От этого на мамины губы тоже усаживается смех, а я говорю, чтобы она не грустила по мне, шапку на голову — и к щеколде, еще и пальцем вызваниваю на ней насмешку над щеколдочниками: ключ — щеколда, ключ — щеколда!
— Только же не иди, как рак за дрожжами, — предостерегает мать, чтобы я не задерживался. — Потому что ты и зори, и луны дождешься на катке.
— А мне и с луной хорошо! Она такие дорожки стелет на льду! — Вижу эти дорожки и тени верб на них, что вытуманиваются и вытуманиваются из прозрачного льда.
— Только помни, что тебе за эти дорожки отец скажет.
— Вынужден помнить! — беззаботно выскакиваю в овин, и колесом по току, и во двор — и сразу оказываюсь аж в самой середине дня!
А как тебе весело, когда знаешь, что стоишь точь–в–точь посреди дня! Тогда все кажется лучшим и сам будто более нужным становишься. А есть же такие, что до сих пор не ведают этого и имеют меньше радости от мира…
Голубой с изморозью цвет бьет мне в глаза, и они не знают, что им делать: или засмеяться, или сбросить несколько слезинок. С того или какого–то другого дива–радости я лихо взбил свою шапку, крутнулся юлой на месте, ударил каблуками гопака, еще и запел:
Вербовая дощечка, дощечка,
Там ходила Настечка, Настечка.
Песня сразу приблизила ко мне весну, и ставок с вербовой дощечкой, и Настечку над водой, и звезды в воде — все то, в чем я живу.
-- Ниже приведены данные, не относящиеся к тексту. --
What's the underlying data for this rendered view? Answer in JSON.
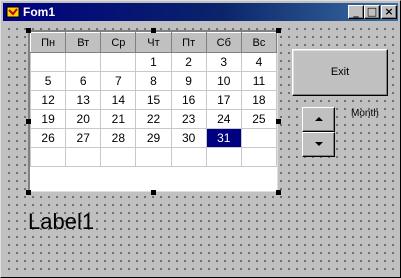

«Так–так–так», — бодро отозвалась на песню утка с перебитым крылом и топ–топ, ожидая от меня угощения или ласки. А еще она очень любит, чтобы с ней что–то говорили о жизни. И что ни скажешь ей, она будет поддакивать и притираться к тебе здоровым крылом.
Только, к сожалению, утка уже начала стареть, и не всякое угощение идет ей на здоровье. Вот как–то под осень заглотнула большого жука, а он застрял, не дойдя до вола. Утка больно трепанула крылом, как–то безнадежно вытянулась вверх и завалилась на спину. А под пером шеи было видно, как там упрямо барахтался жук. Потом, теряя равновесие, утка встала, печальным глазом взглянула на мир, пристыжено забилась в угол, и в этот день не слышали ее бодрого притакивания…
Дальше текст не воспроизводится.